What is really hard for me to conceive of at this point:
Going back and removing the outer paper bag from the inner wax paper one later in the season to allow coloring to occur. Forget about this time and labor; it just seems like a much more delicate business than getting a bag on in the first place. Also, doing this on an entire MM111 tree. The idea just makes me laugh. I didn't even add a ladder into the mix for this test bagging, and found I really needed to move in unpredictable ways to get some bags on.
Best hopes for apple bagging:
I think apple bagging could be invaluable for growers trialing a new variety -- you've got a tree in your test orchard; it's going to be years before it bears properly, but leave an apple or two on a small tree and bag them so you're assured of an early sample. Having something to recommend to frustrated homeowner buyers of our apple trees who do not know how to take care of apple trees and don't want to learn, don't want to spray them in any way, etc., just want some organic apples asap (usually, we don't know what to say to these people). Also, I just think it would be quixotic and cool to try and sell an American a $75 good fortune apple (I can't wait to try tattooing our apples).

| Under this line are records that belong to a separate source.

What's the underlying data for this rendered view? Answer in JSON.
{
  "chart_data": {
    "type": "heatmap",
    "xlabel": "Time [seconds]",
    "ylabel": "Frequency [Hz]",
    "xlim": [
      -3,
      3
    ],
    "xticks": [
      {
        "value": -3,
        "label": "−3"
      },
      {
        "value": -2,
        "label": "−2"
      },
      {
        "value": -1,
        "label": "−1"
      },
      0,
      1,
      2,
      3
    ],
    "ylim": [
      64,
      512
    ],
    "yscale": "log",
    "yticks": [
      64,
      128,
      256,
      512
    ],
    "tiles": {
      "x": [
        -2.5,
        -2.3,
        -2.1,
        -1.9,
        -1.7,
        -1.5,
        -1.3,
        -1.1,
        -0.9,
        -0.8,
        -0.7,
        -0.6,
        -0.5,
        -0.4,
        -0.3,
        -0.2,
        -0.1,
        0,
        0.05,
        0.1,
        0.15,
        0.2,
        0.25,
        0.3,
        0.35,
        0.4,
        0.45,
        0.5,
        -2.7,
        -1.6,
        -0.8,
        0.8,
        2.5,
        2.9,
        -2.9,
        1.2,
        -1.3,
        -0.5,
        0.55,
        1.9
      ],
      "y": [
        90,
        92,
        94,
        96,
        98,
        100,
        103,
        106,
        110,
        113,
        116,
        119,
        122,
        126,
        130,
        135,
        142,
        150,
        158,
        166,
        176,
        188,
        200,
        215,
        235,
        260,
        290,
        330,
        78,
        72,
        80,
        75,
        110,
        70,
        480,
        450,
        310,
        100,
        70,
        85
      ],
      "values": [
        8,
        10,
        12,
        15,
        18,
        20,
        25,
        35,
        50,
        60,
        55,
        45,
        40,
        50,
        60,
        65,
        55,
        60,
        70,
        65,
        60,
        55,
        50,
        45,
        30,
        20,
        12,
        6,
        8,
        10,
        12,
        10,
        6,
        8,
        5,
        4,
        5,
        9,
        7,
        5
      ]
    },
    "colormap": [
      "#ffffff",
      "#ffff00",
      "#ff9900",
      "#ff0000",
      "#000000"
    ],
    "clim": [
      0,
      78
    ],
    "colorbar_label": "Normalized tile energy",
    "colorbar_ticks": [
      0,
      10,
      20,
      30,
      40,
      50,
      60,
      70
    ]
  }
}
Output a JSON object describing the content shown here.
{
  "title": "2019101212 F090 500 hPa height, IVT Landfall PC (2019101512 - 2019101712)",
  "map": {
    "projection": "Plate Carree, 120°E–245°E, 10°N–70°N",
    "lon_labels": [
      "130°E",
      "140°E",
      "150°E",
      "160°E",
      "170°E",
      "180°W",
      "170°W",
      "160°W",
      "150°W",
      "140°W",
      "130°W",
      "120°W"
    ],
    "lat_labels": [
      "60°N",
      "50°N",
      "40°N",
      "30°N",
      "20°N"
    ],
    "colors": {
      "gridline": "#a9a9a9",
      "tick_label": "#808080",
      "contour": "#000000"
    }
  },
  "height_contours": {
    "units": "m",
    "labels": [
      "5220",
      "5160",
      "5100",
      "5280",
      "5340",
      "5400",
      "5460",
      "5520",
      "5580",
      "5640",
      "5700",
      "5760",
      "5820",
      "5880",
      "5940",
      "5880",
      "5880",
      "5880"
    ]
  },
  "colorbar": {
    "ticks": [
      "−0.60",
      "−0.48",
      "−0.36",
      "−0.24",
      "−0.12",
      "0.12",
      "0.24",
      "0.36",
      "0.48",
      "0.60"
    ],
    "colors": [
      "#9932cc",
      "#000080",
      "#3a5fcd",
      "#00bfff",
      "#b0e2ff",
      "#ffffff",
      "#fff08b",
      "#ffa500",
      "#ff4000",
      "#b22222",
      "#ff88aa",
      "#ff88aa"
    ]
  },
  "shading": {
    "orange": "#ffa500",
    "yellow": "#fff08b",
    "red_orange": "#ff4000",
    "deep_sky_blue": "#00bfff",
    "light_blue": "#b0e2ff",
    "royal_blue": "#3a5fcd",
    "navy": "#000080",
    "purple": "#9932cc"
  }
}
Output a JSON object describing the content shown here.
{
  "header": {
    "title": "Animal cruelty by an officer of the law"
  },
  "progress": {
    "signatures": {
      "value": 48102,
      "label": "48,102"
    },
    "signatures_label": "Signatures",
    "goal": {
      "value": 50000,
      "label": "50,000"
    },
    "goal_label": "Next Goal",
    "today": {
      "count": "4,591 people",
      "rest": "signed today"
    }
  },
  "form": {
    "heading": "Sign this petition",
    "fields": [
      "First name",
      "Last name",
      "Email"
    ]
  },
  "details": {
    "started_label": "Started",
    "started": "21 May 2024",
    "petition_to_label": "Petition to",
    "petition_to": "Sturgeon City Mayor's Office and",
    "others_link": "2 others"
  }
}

One potential issue with apple bagging: remains to be ascertained whether or not most bags are treated with trace amounts of chemicals. We are using bags with a logo of an "H" in a star, but noticed on another vendor site that sells bags similar to ours, but not the same, a warning to wear gloves because bags are treated with trace amounts of Captan and something else. I sure hope that's not why apple bags are supposed to work so well, because it's standard to treat the bags with chemicals. The traceability on these bags isn't great, and while Wilson is very interested in getting an answer for us (not least because they had no idea of this potentiality and they touch these bags with bare hands all the time), they have hit a dead end. The bags are kind of a novelty import to the US, so OMRI approval isn't really in the cards, though Japanese bags are recommended often enough for small scale organic production.
Also, can't imagine reusing these bags year over year, but we'll see.
Kordick Family FarmWestfield, NC
Zone 7a
Edited 2 time(s). Last edit at 05/19/2022 09:14PM by Brittany Kordick.